Hartlepool Power Station is set to at least double its workforce as it begins 2018 with a project worth £60 million.
The EDF nuclear power plant is set to stage a planned shut down of one of its two reactors in January for two months to allow vital work to be done.
It will see hundreds more workers employed on site from 750 currently to between 1,500 to 2,000.
Station manager Craig Dohring told the Mail: “It’s a really exciting time for the station to be making further improvements.
“It is a good opportunity to do lots of work in two months and get the unit ready for another three years.
“Probably a third of the £60m will end up in the local area. A lot of those additional people will come from outside the area and we will also utilise local people.
It’s a really exciting time for the stationCraig Dohring
“I think it is fantastic for us.”
The work will include replacing three huge steam powered turbines as well as other essential maintenance.
It comes on the back of the power station’s most successful year to date when the plant in Tees Road, Hartlepool, has generated enough electricity to power approximately two million homes.
It has also been the best year ever for safety.
Mr Dohring, who has just come to the end of his first year as station manager, said the success is a result of six years of investment in improving reliability paying dividends as well as a huge drive to improve from workers.
In 2017, EDF invested a further £27m into the Hartlepool plant and also a further £30m is planned for 2018.
The station is currently due to come to the end of its lifespan in 2024 after previously winning a five-year extension.

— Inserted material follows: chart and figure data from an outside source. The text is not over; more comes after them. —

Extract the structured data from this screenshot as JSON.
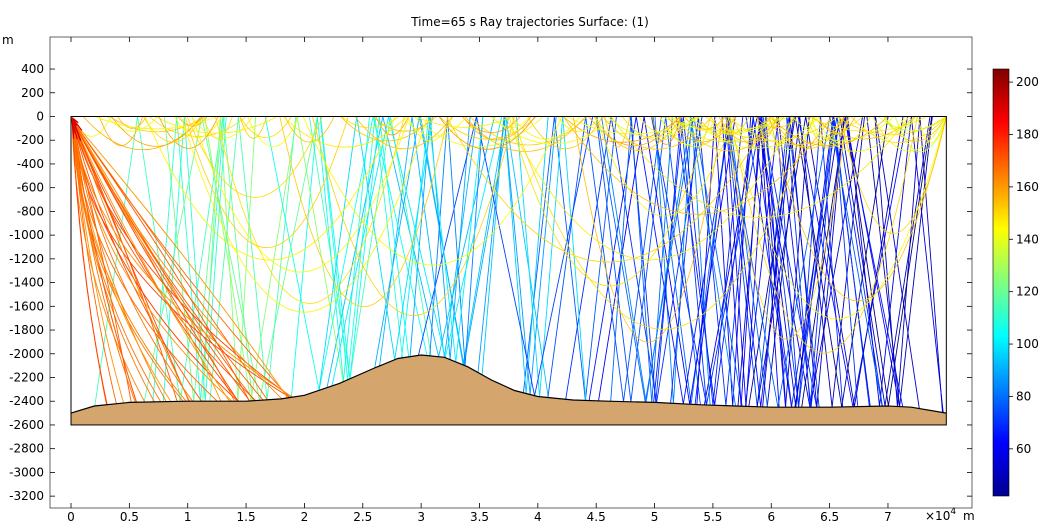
{
  "chart_data": {
    "type": "line",
    "title": "Time=65 s  Ray trajectories  Surface: (1)",
    "y_unit_label": "m",
    "x_unit_label": "m",
    "x_multiplier": "×10",
    "x_multiplier_exp": "4",
    "xlim": [
      -0.18,
      7.72
    ],
    "ylim": [
      -3300,
      670
    ],
    "x_ticks": [
      0,
      0.5,
      1,
      1.5,
      2,
      2.5,
      3,
      3.5,
      4,
      4.5,
      5,
      5.5,
      6,
      6.5,
      7
    ],
    "x_tick_labels": [
      "0",
      "0.5",
      "1",
      "1.5",
      "2",
      "2.5",
      "3",
      "3.5",
      "4",
      "4.5",
      "5",
      "5.5",
      "6",
      "6.5",
      "7"
    ],
    "y_ticks": [
      400,
      200,
      0,
      -200,
      -400,
      -600,
      -800,
      -1000,
      -1200,
      -1400,
      -1600,
      -1800,
      -2000,
      -2200,
      -2400,
      -2600,
      -2800,
      -3000,
      -3200
    ],
    "y_tick_labels": [
      "400",
      "200",
      "0",
      "-200",
      "-400",
      "-600",
      "-800",
      "-1000",
      "-1200",
      "-1400",
      "-1600",
      "-1800",
      "-2000",
      "-2200",
      "-2400",
      "-2600",
      "-2800",
      "-3000",
      "-3200"
    ],
    "domain": {
      "x": [
        0,
        7.5
      ],
      "surface_y": 0,
      "bottom_y": -2600
    },
    "seabed_profile": {
      "x": [
        0,
        0.2,
        0.5,
        1.0,
        1.5,
        1.8,
        2.0,
        2.3,
        2.6,
        2.8,
        3.0,
        3.2,
        3.4,
        3.6,
        3.8,
        4.0,
        4.3,
        4.6,
        5.0,
        5.4,
        5.7,
        6.0,
        6.5,
        7.0,
        7.2,
        7.5
      ],
      "y": [
        -2500,
        -2440,
        -2410,
        -2400,
        -2400,
        -2380,
        -2350,
        -2250,
        -2120,
        -2040,
        -2010,
        -2030,
        -2110,
        -2220,
        -2310,
        -2360,
        -2390,
        -2400,
        -2410,
        -2430,
        -2440,
        -2450,
        -2450,
        -2440,
        -2450,
        -2500
      ]
    },
    "seabed_color": "#d4a66e",
    "colorbar": {
      "min": 42,
      "max": 205,
      "ticks": [
        60,
        80,
        100,
        120,
        140,
        160,
        180,
        200
      ],
      "tick_labels": [
        "60",
        "80",
        "100",
        "120",
        "140",
        "160",
        "180",
        "200"
      ],
      "colormap": "jet"
    }
  }
}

But Mr Dohring said he hopes it could be extended even further, and even if it does not assured it will remain a site of employment for “many years” to come.
“As a business we went to look to see can we extend beyond 2024,” he said.
“We will have been operating then for nearly 41 years but we think there is opportunities there.”
And Mr Dohring revealed they are already starting to plan ahead for potential decommissioning of the site.
He said: “We are now starting to talk about what we call a transition period, coming to the end of its generating life and into defuelling and decommissioning.”
That includes planning to make sure workers will have the right skills.
“We are starting to build that up now even though the station is going to be generating into the 2020s,” said Mr Dohring.
“We are seeing real positives about what opportunities there are for everybody moving forward.”
EDF’s positivity for the future is reflected in its commitment to the next generation of workers.
Hartlepool Power Station has just seen six former apprentices land full time jobs, and has welcomed another six through the door.
It is part of a rolling four-year programme to take on 24 apprentices.
The power station also runs a mentoring programme sponsoring sixth form students through university to try to keep future engineers in the area.
Recent events like Lab Live at the Borough Hall featuring explosive experiments also aim to catch the imaginations of younger people.
Mr Dohring said: “The reason we are here is about that security of supply and we do play a key role in that and think we are in a very positive position for the nuclear generation.
“It has been a fantastic year for the station.”